Edit the file config.yaml at your own sweet will (see: "How to configure"). Type these commands to build a container with the Docker Guard Monitoring inside and run it! Note that: when you are is the directory docker-guard-monitoring/docker and execute build.sh, this script will copy docker-guard-monitoring sources and config in the parent directory to the current directory.

cd docker-guard-monitoring/docker
./build.sh
./run.sh

Now, when you type docker ps you will see something like this:

CONTAINER ID        IMAGE                   COMMAND                  CREATED             STATUS              PORTS                                                                NAMES
865b1ccbb43b        dg-monitoring           "/bin/sh -c '/dgm/dg-"   3 minutes ago       Up 3 minutes        0.0.0.0:8124->8124/tcp                                               pensive_pare
9074d60353c2        tutum/influxdb:latest   "/run.sh"                13 days ago         Up 13 days          0.0.0.0:8083->8083/tcp, 8090/tcp, 0.0.0.0:8086->8086/tcp, 8099/tcp   jovial_bell

If you see the influxdb container + dg-monitoring container, it means that you did the job right.

How to make my own transport?

First, what is a transport? A transport is an executable (script or binary) used for send an alert (like "OMG, this container is on fire!") on your favorite medium of communication (email, Slack, sms, webhook, ...).

But the best feature is: you can make your own transport!

To do this, you must create an executable in your transport directory (see: How to configure?). This executable must have 5 parameters:

  1. severity: The severity level (see the table bellow).
  2. type: The alert type (see the table bellow).
  3. target: The targeted system(s), it's generaly the concerned container's ID.
  4. target_probe: The probe where the container is.
  5. data: Additional data, it's detailed informations about the alert.

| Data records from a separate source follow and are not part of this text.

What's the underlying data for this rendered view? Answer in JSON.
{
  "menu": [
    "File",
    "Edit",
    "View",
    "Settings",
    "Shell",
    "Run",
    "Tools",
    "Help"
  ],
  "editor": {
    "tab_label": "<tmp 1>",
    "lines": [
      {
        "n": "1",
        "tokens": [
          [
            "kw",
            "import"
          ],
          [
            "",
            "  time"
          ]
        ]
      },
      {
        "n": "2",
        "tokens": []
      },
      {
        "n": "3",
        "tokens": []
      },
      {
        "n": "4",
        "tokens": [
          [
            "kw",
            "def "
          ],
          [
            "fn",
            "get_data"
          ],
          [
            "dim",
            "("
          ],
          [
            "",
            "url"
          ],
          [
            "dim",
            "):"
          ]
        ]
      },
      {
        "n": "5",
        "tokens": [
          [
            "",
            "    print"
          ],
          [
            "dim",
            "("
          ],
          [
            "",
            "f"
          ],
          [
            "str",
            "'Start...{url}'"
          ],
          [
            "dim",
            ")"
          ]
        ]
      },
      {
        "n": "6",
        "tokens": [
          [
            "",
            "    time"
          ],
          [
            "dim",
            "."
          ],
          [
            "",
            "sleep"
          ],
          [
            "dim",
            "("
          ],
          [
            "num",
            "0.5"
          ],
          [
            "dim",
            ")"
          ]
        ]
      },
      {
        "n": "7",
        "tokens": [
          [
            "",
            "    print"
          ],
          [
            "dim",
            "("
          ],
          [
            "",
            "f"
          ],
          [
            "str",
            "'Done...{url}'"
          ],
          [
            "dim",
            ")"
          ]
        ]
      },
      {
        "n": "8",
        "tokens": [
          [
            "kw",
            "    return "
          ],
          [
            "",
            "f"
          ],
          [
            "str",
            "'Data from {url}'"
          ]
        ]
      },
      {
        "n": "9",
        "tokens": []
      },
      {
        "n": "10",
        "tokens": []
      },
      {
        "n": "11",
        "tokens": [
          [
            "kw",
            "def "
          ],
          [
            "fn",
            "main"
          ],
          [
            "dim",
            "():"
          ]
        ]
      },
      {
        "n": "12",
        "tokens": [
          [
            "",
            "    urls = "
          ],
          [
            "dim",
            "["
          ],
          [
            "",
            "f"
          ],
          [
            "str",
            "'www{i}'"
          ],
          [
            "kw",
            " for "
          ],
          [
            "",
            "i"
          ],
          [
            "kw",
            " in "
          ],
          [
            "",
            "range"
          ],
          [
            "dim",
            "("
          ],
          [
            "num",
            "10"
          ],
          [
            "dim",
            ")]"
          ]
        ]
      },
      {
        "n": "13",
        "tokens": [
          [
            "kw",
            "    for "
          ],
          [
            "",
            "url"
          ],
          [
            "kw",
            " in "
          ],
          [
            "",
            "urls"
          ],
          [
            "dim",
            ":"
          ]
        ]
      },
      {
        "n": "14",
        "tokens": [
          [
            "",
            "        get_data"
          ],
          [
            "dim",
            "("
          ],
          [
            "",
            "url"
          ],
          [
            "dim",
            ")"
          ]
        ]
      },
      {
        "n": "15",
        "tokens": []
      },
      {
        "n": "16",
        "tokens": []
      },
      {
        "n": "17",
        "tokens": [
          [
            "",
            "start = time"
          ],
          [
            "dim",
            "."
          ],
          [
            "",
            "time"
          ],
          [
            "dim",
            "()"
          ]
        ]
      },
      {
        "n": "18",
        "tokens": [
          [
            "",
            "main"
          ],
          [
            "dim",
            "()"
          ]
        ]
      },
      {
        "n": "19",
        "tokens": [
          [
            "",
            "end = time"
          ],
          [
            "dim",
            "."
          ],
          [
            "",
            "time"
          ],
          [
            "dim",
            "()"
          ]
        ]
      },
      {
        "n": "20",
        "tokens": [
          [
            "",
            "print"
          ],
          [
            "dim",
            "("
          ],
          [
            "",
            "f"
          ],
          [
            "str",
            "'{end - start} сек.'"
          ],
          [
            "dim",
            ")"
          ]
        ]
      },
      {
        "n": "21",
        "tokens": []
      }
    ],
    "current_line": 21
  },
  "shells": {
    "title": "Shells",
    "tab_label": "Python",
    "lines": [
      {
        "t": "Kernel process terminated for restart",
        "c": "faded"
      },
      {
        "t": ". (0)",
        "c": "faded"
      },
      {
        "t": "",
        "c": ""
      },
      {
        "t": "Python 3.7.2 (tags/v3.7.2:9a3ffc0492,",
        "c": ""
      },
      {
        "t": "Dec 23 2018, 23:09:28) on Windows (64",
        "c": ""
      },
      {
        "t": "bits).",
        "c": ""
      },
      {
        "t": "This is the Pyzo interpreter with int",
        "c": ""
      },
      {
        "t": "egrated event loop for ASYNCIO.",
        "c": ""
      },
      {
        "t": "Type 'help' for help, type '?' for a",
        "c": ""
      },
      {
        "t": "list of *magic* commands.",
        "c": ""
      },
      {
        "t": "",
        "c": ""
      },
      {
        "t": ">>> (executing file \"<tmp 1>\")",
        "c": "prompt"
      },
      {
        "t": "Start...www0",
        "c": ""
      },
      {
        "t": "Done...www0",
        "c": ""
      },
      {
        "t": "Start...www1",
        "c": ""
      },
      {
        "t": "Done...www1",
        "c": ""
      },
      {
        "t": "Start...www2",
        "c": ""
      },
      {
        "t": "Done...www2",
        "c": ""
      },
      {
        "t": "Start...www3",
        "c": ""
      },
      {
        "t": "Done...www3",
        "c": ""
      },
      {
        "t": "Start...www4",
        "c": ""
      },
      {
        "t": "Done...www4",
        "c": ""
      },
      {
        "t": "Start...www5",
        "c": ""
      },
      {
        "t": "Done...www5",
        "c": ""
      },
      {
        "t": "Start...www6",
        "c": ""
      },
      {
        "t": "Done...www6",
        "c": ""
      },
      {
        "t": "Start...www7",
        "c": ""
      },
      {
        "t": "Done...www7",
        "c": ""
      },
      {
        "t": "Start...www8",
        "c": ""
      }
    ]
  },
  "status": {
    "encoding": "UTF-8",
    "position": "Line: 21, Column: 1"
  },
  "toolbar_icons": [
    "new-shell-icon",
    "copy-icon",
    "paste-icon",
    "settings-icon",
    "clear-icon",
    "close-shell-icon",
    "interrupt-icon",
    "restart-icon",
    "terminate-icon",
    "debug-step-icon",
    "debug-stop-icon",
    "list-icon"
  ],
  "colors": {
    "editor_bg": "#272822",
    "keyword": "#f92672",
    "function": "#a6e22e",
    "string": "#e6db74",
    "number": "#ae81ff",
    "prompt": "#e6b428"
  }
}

The transport will be executed like this example:

./transports/mytransport.sh 1 CPUUsageOverload 169be77817 probe1 '8.45,6.12,2.89'

Severity levels:

Severity level Description
0 Notice
1 Warning
2 Critical

Alert types

Alert type Description
DiskSpaceLimitReached The disk space limit of a container or probe is reached
MemorySpaceLimitReached The memory space limit of a container or probe is reached
ContainerStarted A container is started
ContainerStopped A container is stopped
ContainerCreated A container is created
ContainerRemoved A container is removed
NetBandwithOverload The net bandwith of a container overloaded
CPUUsageOverload The cpu usage of a container or probe overloaded

Example:

This script is a transport example, it will log the alert in a file:

#!/bin/bash

LOG_FILE="test.log"

echo "Severity:     $1" >> $LOG_FILE
echo "Type:         $2" >> $LOG_FILE
echo "Target:       $3" >> $LOG_FILE
echo "Target_probe: $4" >> $LOG_FILE
echo "Data:         $5" >> $LOG_FILE

## API

GET /containers/{id}

Description:

Get one container's basic informations.

  • $id : Container ID

Example:

curl -XGET  -u "dgadmin:password" "http://127.0.0.1:8124/containers/33d62c50c2079d8b7d7cc18a235e7e7c24ef662ada953524f12047a3377de3c4"

Result:

    {
        "Id": "33d62c50c2079d8b7d7cc18a235e7e7c24ef662ada953524f12047a3377de3c4",
        "Hostname": "33d62c50c207",
        "IPAddress": "172.17.0.2",
        "Image": "ubuntu",
        "MacAddress": "02:42:ac:11:00:02",
        "Probe": "probe1",
        "CPUUsage": 0.48,
        "MemoryUsed": 1179648.0,
        "NetBandwithRX": 0,
        "NetBandwithTX": 0,
        "Running": true,
        "SizeRootFs": 4096,
        "SizeRw": 16384,
        "Time": 1453892345.0
    }

GET /containers/probe/{name}

Description:

Get one probe's list of containers with the last stats.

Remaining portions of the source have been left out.